Last year, Gen. Peter Pace, the chairman of the Joint Chiefs of Staff, as Iraq was deteriorating, said the war was going “very, very well.” It was a telling reminder that Pace was towing the Bush administration line, no matter how foolish it appeared.
Now, Pace is on his way out, and he’s no longer reading from the White House’s talking points.
The chairman of the Joint Chiefs of Staff is expected to advise President Bush to reduce the U.S. force in Iraq next year by almost half, potentially creating a rift with top White House officials and other military commanders over the course of the war.

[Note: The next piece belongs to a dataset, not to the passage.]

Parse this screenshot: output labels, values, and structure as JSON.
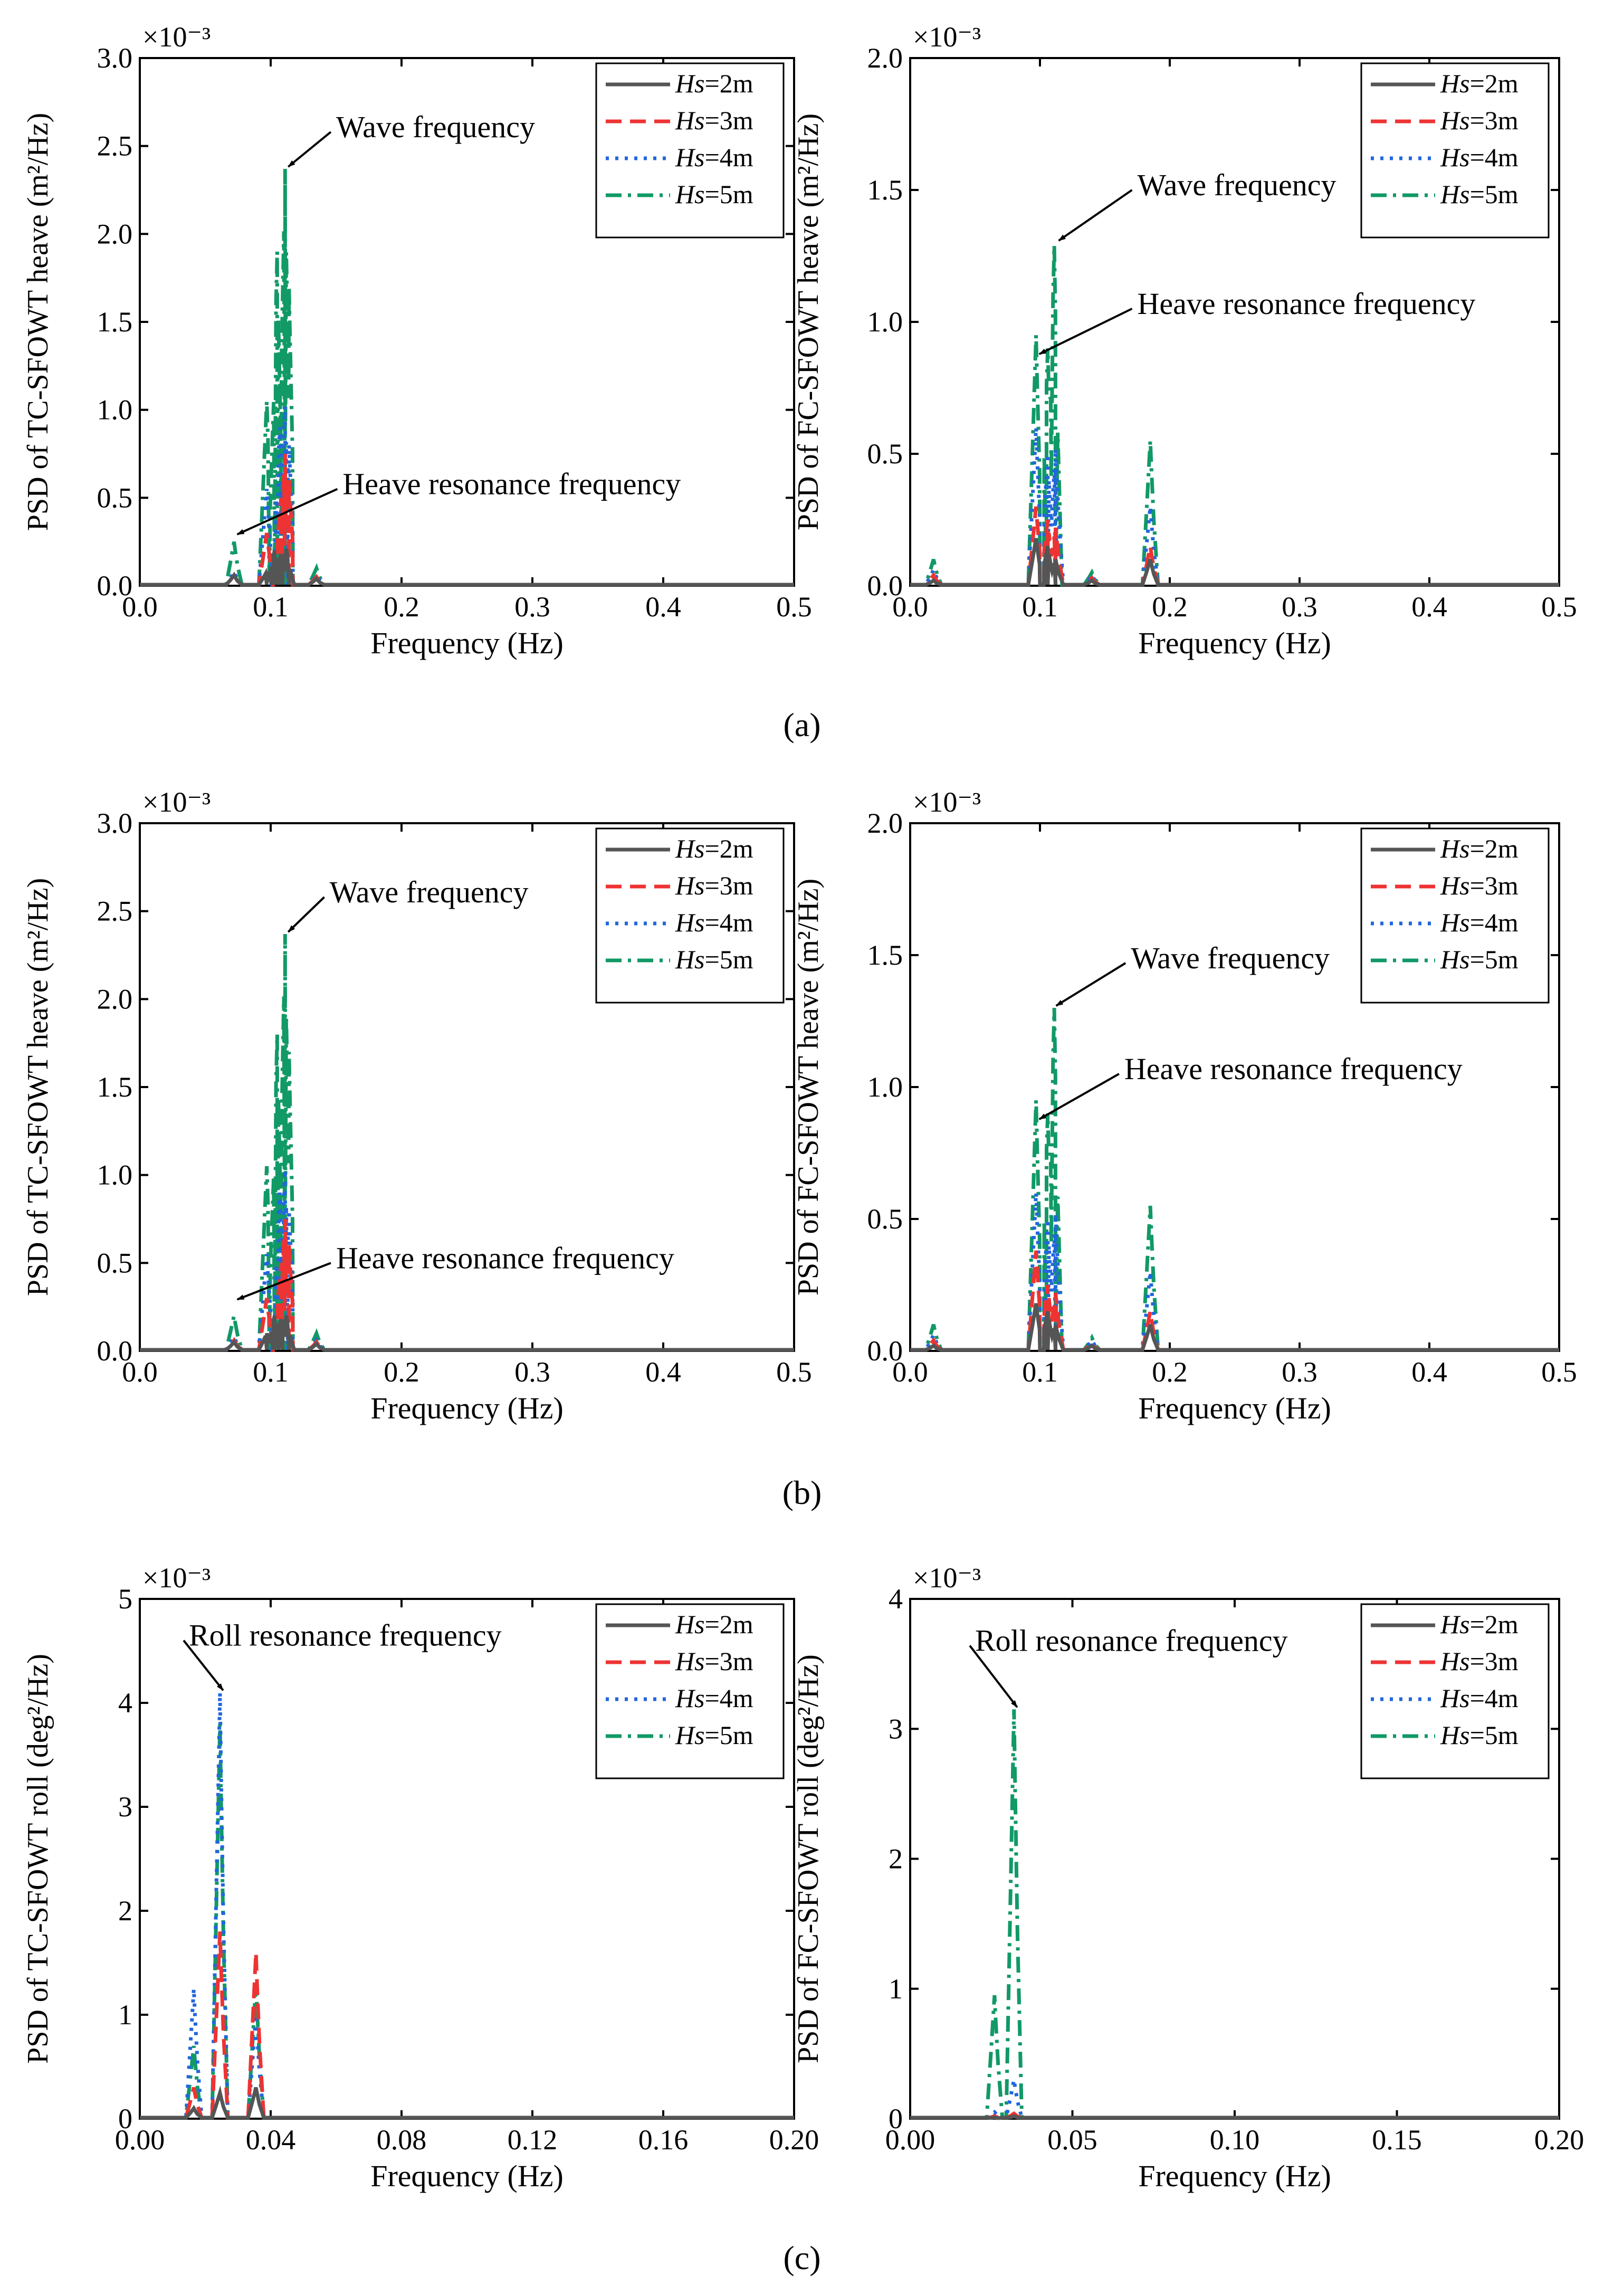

Administration and military officials say Marine Gen. Peter Pace is likely to convey concerns by the Joint Chiefs that keeping well in excess of 100,000 troops in Iraq through 2008 will severely strain the military. This assessment could collide with one being prepared by the U.S. commander in Iraq, Army Gen. David H. Petraeus, calling for the U.S. to maintain higher troop levels for 2008 and beyond.
Petraeus is expected to support a White House view that the absence of widespread political progress in Iraq requires several more months of the U.S. troop buildup before force levels are decreased to their pre-buildup numbers sometime next year.
Now, James Joyner argues, accurately, that this talk is, in general, not entirely new. Indeed, Defense Secretary Bob Gates talked this week about the “possibility” of a troop drawdown.
But I think Pace’s comments are more significant than James makes them out to be.
For one thing, the entire Bush administration-led establishment is rallying right now behind the notion that the status quo is not only effective, but practically sacrosanct. Freedom’s Watch’s ads, for example, characterize troop withdrawal — any troop withdrawal — as practically inviting another 9/11. We’re this close to seeing our dreams come true in Iraq, they say, so there’s no reason to change anything.
And since those ads were unveiled, we have the senior Republican on the Senate Armed Services Committee and the chairman of the Joint Chiefs of Staff both calling for a reduction in troop deployments, the latter, by quite a bit. These developments kind of step on Ari Fleischer’s message a bit.
Moreover, Spencer Ackerman notes the broader military dynamic.
Pace’s recommendations reflect the views of the Joint Chiefs of Staff, who initially expressed private skepticism about the strategy ordered by Bush and directed by Petraeus, before publicly backing it.
Historians will have to sort out whether Pace always believed that troop levels needed to come down and kept silent or whether he changed his mind after being fired. The senior military leadership, as of late 2006, expressed great skepticism that a surge in troops could appreciably affect the war’s fortunes at an acceptable cost to military readiness. Pace, in public, supported the surge at every turn, telling a governors’ meeting at the White House earlier this year that “Marines don’t talk about failure. They talk about victory.”
The debate now inside the Pentagon is over what to do after the spring, when, as Lieutenant General Ray Odierno, the ground forces commander in Iraq, acknowledged last week, a troop reduction is inevitable for readiness reasons. Odierno and others in Iraq believe only the nearly-30,000 surge forces should be withdrawn. Pace will tell President Bush — apparently reflecting the beliefs of the chiefs of the military services — that vastly more troops need to leave Iraq if the U.S. is to be prepared for other military threats.
As a practical matter, I don’t doubt that Bush would be willing to ignore the generals; he’s already done so before. For that matter, Petraeus may not have any qualms at all at distancing himself from the Joint Chiefs.
But as far as the politics is concerned, Pace’s perspective is not at all what the White House wanted to hear.